Having covered the first Bush Presidency for BusinessWeek, I see this Bush's calm resolve a bit differently than most of the critics do. His demeanor has traces of family DNA all over it. His steely, eye-of-the-storm serenity has strong echoes of his father's emphatic declaration that Saddam's invasion of Kuwait "will not stand" 12 years ago. Americans forget today, but Bush Senior's decision to commit massive U.S. forces to action with virtually no consultation with Congress was seen then as incredible, even outrageous, by many. "No compromises, no concessions," Bush declared in the buildup to the Persian Gulf war. He upset a lot of people at the time.
"THINK BIG, FIGHT HARD." Certainly, when it comes to process, Bush Younger is still following the framed "Marching Orders" that were omnipresent in White House offices back then, a patrician code of honor that Daddy Bush insisted be followed by all his lieges. Among the rules: "Think big. Be frank. Fight hard for your position." And, "when I make the call, we move the team."
Like his father, Bush has kept decision-making within a tight group that includes Secretary of State Colin Powell, Vice-President Dick Cheney, Defense Secretary Donald Rumsfeld, and National Security Adviser Condoleezza Rice. And never underestimate loyalty when it comes to the Bushes: Only Rumsfeld wasn't with Team Bush in 1991.
Like father, like son? Not quite. What's stunning in private -- and perplexing, even saddening, to senior aides from the first Bush Presidency who aren't part of this Administration -- is the current President's decision to shun the substantive gameplan that his father used to achieve his greatest triumph. After all, Bush's father wrote the modern book on how to marshal an international coalition against a rogue regime bent on mayhem. Yet, with war perhaps days away, this President has at every point turned away from much of his father's foreign policy wisdom, and he has elevated the second showdown with Saddam to the largest of gambles.
How has Bush gone against his father on the foreign policy stage? Let's count the ways:
Diplomacy, diplomacy, diplomacy: Bush Senior has kept a pretty tight lip, but chances are he's aghast at his son's insistence on going it alone. While stiff and maladroit on the domestic stage (remember Bush-speak?), in the international arena, dad was a master of global charm, bonding with fellow world leaders and then using his carefully cultivated relationships to build unprecedented allied resolve against Saddam.
At first, it looked like young Bush learned well at his father's knee. Recall how he looked deeply into Russian President Vladamir Putin's eyes and found the soul of a good man? Pundits had a field day, but such warm-and-fuzzy diplomatic feints produce a glue that can hold nations together when times get rough.

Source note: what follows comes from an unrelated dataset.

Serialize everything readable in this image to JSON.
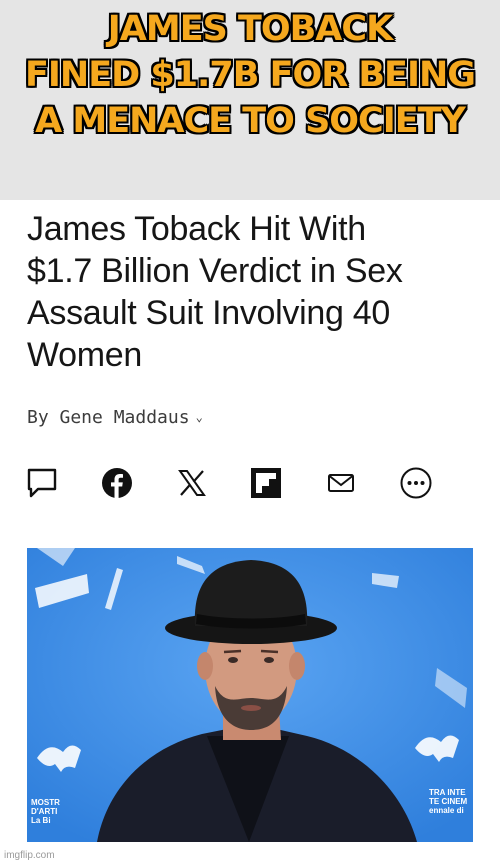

Yet what has happened since September 11 has been a disaster for American diplomacy that even Secretary of State Powell -- a pretty good diplomat in his own right -- can't fix. It's not just Bush's decision to ignore and deride traditional allies. He has put his one true partner, British Prime Minister Tony Blair, in grave political danger. More remarkably, Bush has allowed senior aides like Rumsfeld to publicly take gratuitous and unnecessary digs, calling France and Germany the "Old Europe," for example.
It's quite possible that Bush never could count on China or Russia, or even France and Germany, to back an invasion of Iraq. But it was well within reason to expect that these nations would stand back and say nothing -- if they had been afforded even a little of the old-fashioned Bush TLC. Now the widening divisions at the U.N. threaten to alter U.S. relationships with friends and rivals alike for years to come.
Even dad -- who had remained silent throughout the buildup to war -- can't hold his tongue anymore. In a rare public speech at Tufts University on Feb. 26, he seemed to be telegraphing his son to recognize the importance of friends on the world stage: "You've got to reach out to the other person. You've got to convince them that long-term friendship should trump short-term adversity." Listen to your father, Mr. President.